1) Dla ochrony pułku przed działaniami nieprzyjaciela między wsiami Karaska i Podgórze od strony Piaseczni, wzdłuż bagnistego, zalesionego pasa pod napisem „Karaska”, który z powodu mrozów stał się dostępny dla oddziałów pieszych i konnych, wyznaczam 14. Kompanię, pół 16. Kompanii i pół drużyny pieszych zwiadowców wraz z trzema konnymi zwiadowcami, którzy zluzują 13. i 15. Kompanię oraz zwiadowców na placówkach. Placówki muszą być rozstawione od wsi Karaska aż do placówki 17. Pułku, która znajduje się na drodze z Piaseczni do leśniczówki, pół wiorsty na południe od wzgórza „55,8” zajętego przez Niemców.

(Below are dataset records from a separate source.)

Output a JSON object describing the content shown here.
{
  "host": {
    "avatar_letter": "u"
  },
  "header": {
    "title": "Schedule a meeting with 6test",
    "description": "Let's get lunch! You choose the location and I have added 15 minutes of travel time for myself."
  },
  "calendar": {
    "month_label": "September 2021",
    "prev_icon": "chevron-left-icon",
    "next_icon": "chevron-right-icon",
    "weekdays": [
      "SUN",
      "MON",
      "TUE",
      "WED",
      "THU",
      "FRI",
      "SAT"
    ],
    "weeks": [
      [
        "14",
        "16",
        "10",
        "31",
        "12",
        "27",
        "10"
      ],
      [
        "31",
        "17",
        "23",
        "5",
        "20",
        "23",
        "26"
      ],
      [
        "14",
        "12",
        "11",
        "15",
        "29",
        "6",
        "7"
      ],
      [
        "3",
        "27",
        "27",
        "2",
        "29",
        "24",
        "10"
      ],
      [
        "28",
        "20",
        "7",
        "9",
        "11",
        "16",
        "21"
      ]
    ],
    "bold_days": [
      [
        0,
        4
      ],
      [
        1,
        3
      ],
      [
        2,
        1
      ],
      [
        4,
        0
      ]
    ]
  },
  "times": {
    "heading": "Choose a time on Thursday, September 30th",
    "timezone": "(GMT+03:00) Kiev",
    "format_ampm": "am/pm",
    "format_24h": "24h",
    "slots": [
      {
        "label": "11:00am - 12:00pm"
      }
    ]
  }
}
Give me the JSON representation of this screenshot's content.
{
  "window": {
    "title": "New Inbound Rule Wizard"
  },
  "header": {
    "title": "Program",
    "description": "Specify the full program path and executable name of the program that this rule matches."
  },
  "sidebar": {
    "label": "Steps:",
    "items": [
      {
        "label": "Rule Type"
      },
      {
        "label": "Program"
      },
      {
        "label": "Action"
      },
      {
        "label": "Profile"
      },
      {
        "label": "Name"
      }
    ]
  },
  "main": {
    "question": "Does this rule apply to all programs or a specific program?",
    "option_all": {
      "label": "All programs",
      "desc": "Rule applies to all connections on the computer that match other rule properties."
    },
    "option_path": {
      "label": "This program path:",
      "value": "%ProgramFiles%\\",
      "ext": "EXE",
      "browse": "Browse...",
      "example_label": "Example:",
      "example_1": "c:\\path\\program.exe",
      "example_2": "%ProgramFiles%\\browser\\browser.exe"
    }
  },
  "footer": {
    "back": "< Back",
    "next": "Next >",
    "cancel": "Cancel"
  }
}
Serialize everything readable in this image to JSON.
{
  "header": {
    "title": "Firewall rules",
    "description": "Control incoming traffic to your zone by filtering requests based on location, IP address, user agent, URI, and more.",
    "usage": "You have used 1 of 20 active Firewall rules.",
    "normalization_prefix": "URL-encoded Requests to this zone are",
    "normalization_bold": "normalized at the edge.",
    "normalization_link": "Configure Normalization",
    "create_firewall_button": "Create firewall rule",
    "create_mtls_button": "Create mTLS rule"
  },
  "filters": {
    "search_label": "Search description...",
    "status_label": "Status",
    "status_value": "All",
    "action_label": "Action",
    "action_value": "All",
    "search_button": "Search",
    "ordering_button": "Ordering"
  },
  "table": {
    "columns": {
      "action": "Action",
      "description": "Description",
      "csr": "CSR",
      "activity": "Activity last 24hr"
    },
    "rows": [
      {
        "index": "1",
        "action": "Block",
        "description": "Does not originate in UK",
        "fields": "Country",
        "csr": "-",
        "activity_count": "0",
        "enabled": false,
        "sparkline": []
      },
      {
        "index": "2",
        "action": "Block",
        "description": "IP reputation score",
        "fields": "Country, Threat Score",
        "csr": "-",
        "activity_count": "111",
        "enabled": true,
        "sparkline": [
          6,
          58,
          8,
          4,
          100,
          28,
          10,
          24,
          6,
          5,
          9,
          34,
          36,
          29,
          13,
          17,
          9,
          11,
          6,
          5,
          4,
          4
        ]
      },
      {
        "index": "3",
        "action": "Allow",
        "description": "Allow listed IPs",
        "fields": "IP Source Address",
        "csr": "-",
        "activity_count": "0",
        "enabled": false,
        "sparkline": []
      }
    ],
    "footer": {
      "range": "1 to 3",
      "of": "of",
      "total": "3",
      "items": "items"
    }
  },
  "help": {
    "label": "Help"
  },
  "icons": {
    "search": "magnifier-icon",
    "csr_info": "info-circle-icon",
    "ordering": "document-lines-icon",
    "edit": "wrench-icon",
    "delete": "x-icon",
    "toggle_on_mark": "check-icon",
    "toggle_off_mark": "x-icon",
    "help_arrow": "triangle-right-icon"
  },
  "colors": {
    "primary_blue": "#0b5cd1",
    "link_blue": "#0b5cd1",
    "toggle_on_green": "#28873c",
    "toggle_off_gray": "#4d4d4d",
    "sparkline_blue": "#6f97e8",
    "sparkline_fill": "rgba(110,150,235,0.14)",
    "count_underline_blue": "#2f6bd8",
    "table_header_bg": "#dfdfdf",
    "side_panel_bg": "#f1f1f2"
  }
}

Zmianę należy wykonać do godziny 16:00;

2) Rozpoznanie terenu obsadzonego przez wroga ma wykonać dowódca wyznaczonych oddziałów osłony, kapitan Szantyr;

3) Szef łączności na nawiązać łączność telefoniczną z dowódcą 1. Kompanii/17, także z dowódcą oddziałów osłony kapitanem Szantyrem;

4) Sztab pułku znajduje się we wsi Piasecznia;

5) Raporty wysłać do godziny 21:00 i 4:00 rano, pilne meldunki natychmiast;

6) Dyżur w obozie pełni kapitan Pachomow, według jego rozkazów połowa 16. Kompanii ma wystawić straże wokół i wewnątrz obozu;

7) Jako jednostka dyżurna zostaje wyznaczona 9. Kompania z dwoma karabinami maszynowymi. Jednostka dyżurna ma pozostać na biwaku w pełnej gotowości do wsparcia sił osłonowych;

8) Dowódcy 3. i 4. Batalionu/39 muszą być gotowi do podjęcia następujących działań:

a. obsadzić okopy nad rzeczką i teren po obu stronach drogi, rozpoznać drogę do miejsca zbiórki i wyznaczonych stanowisk,

b. rezerwy z karabinami maszynowymi mają zgromadzić się na wyznaczonym miejscu, gdzie mają oczekiwać na rozkazy;

9) Dowódca konnych zwiadowców do godziny 19:00 ma zameldować się w sztabie pułku po instrukcje;

10) Tabory pierwszego rzutu pozostają na swoich stanowiskach;

11) Punkt opatrunkowy na południowych obrzeżach wsi Piasecznia;

12) Dwukółki amunicyjne - po dwa wozy na batalion, zostawić przy jednostkach, resztę pod dowództwem szefa uzbrojenia - przemieścić za wieś Piasecznia na miejsce dawnego obozu pułku przy drodze do wsi Jeglijowiec;

13) Wyznaczeni zastępcy: podpułkownik Nikołajew i kapitan Sołodiew.”

 

Drogi i niektóre wzniesienia, wg szczegółowych rozkazów dowódcy pułku, nadal były pod kontrolą konnych i pieszych drużyn zwiadowców.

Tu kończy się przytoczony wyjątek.